The museum is located at 63 Chestnut Street in the village of Cold Spring and open Wednesday-Sunday, 11-5. Admission is $5, children, $2, seniors and PCHS members, free. More information is available at 845-265-4010.
Current Exhibition
Stunning 21st-Century School of Hudson River Images
on View
at Putnam County Historical Society.
New exhibition of panoramic photographs by Nelsonville’s Richard Saunders
February 28 to July 25, 2010
Visitors to the stunning new exhibition at the Putnam County Historical Society’s Foundry School Museum, Seasons and Light: Photographs of the Hudson Highlands by Richard Saunders, will likely first be struck by the broad panoramas Saunders has captured. Many of the 42 photographs on view are more than three and half feet wide and depict nearly 180-degree views of the Hudson River and the surrounding landscape. But time and closer inspection reveal it is Saunders’s unerring eye for the quiet subtleties of light and color that gives these pictures their magically ethereal quality.
In one image, the blues, reds, and yellows on the side of a barge on the river appear hand colored against the steely grays of the Bear Mountain Bridge and surrounding hillsides. In another, orange sunlight illuminates mist over the river and the hills beyond. The silence of the Audubon Sanctuary boardwalk stretching into a wintry Constitution Marsh is palpable in a third.
"Fall and winter are my favorite seasons," Saunders says. "Fall for obvious reasons, winter because of the light."
Saunders, who owns Hudson Rogue Co., a shop that carries antiquarian prints on Nelsonville’s Main Street, grew up in Cornwall-on-Hudson and is a lifelong resident of the Hudson Highlands. But he didn’t start photographing his own backyard until four or five years ago.
"Customers kept asking if I had any pictures of the area for sale—not old images, but new ones, souvenirs. I usually don’t like to mix old and new, but I decided to try my hand at taking a few."
Early on, he happened by accident on a software program that merges multiple images into the seamless panoramas on view at the Foundry School Museum. The effect can be dramatic. In one of a handful of photographs from outside the region, Saunders captures an entirely new view of the oft-photographed Brooklyn Bridge — it makes the structure’s span seem almost twice what it is.
Saunders has no formal training in photography, but "it helps to have an eye," he says. He also readily admits the law of averages plays a role. For every hundred pictures he shoots, he prints two.

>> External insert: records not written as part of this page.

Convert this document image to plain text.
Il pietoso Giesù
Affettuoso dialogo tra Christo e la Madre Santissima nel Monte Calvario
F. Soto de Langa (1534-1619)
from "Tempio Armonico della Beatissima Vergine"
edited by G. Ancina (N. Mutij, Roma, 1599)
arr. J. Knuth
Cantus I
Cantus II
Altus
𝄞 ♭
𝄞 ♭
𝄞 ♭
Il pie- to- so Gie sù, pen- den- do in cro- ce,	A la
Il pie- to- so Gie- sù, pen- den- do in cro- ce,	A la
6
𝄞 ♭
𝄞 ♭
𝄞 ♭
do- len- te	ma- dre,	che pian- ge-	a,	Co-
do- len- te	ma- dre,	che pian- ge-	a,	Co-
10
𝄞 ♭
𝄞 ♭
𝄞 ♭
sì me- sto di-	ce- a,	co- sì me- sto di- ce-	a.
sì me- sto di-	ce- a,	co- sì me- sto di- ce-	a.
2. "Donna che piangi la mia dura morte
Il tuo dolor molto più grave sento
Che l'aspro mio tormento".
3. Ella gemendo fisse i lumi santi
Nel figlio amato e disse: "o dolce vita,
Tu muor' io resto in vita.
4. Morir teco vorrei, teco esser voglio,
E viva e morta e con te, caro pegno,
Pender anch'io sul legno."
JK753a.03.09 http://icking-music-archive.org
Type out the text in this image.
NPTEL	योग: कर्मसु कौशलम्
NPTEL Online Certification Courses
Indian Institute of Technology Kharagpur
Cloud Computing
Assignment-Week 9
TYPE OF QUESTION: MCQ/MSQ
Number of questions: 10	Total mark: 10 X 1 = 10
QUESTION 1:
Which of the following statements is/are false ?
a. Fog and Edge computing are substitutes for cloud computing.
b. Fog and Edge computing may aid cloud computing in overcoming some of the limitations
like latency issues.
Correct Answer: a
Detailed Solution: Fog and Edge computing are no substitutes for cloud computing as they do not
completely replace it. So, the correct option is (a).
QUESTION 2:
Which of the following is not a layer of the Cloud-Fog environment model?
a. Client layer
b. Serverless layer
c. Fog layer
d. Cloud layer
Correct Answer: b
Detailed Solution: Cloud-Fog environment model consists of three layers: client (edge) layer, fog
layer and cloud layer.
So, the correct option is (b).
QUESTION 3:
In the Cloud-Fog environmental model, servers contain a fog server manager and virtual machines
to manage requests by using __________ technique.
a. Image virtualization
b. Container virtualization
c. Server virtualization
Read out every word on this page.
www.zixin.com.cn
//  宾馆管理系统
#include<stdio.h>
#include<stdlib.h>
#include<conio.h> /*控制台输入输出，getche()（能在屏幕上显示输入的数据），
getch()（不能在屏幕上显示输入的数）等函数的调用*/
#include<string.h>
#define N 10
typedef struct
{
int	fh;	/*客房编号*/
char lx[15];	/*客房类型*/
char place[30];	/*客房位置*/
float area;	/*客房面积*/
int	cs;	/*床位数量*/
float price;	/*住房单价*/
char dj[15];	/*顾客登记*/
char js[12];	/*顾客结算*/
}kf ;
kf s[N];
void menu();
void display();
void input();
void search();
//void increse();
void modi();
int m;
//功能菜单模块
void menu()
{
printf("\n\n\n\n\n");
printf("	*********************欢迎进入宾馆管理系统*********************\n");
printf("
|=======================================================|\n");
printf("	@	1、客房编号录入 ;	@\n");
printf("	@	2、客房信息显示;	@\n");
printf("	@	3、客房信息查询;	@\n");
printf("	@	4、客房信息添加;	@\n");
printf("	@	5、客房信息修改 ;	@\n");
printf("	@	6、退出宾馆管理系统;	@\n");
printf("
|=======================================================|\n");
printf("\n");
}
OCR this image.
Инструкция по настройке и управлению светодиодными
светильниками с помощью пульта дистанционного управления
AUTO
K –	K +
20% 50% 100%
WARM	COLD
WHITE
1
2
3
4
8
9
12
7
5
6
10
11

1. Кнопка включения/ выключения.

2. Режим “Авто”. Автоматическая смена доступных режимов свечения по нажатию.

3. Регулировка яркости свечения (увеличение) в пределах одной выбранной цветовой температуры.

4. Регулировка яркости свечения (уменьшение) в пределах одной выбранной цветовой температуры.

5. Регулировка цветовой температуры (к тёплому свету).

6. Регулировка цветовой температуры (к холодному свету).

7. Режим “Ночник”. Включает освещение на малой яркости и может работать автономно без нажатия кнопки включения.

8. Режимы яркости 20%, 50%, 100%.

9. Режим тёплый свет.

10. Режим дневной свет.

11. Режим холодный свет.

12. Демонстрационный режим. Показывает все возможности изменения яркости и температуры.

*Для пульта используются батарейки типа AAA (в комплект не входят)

"It’s time consuming, merging the images, tweaking the color, getting it right. And what you see on the computer screen isn’t always what prints out on paper. So you have to start over. If I’m going to print a picture, I really have to love it."
The quality of Saunders’s photographs becomes all the more remarkable when he discloses, with a smile, that he does all his work on an oversized version of a home-office ink-jet printer that accepts a maximum size of 13-by-44-inch sheets of paper.
Viewers who look closely will notice Saunders signs his photographs with a pseudonym, Linda Mason. He took the name from one of his family’s favorite movies, a 1942 classic, Holiday Inn, starring Fred Astaire and Bing Crosby, in which Marjorie Reynolds plays Linda Mason, and she and Crosby sing the first recorded version of Irving Berlin’s hit "White Christmas."
"I know too many people in the community," he says. "When I started selling the photographs, I didn’t want anyone to feel an obligation to buy one just because they knew me."
Seasons and Light: Photographs of the Hudson Highlands by Richard Saunders opens with a reception for Historical Society members February 27 and runs through July 25. The photographs on view are for sale through the museum shop.
The Foundry School Museum is open Wednesday–Sunday, 11–5. Admission is $5, children, $2, seniors and PCHS members, free. The museum is located at 63 Chestnut Street in the village of Cold Spring, 50 miles north of New York City and 15 miles south of Poughkeepsie. Cold Spring is served by Metro-North Railroad. More information is available at 845-265-4010 or pchs-fsm.org.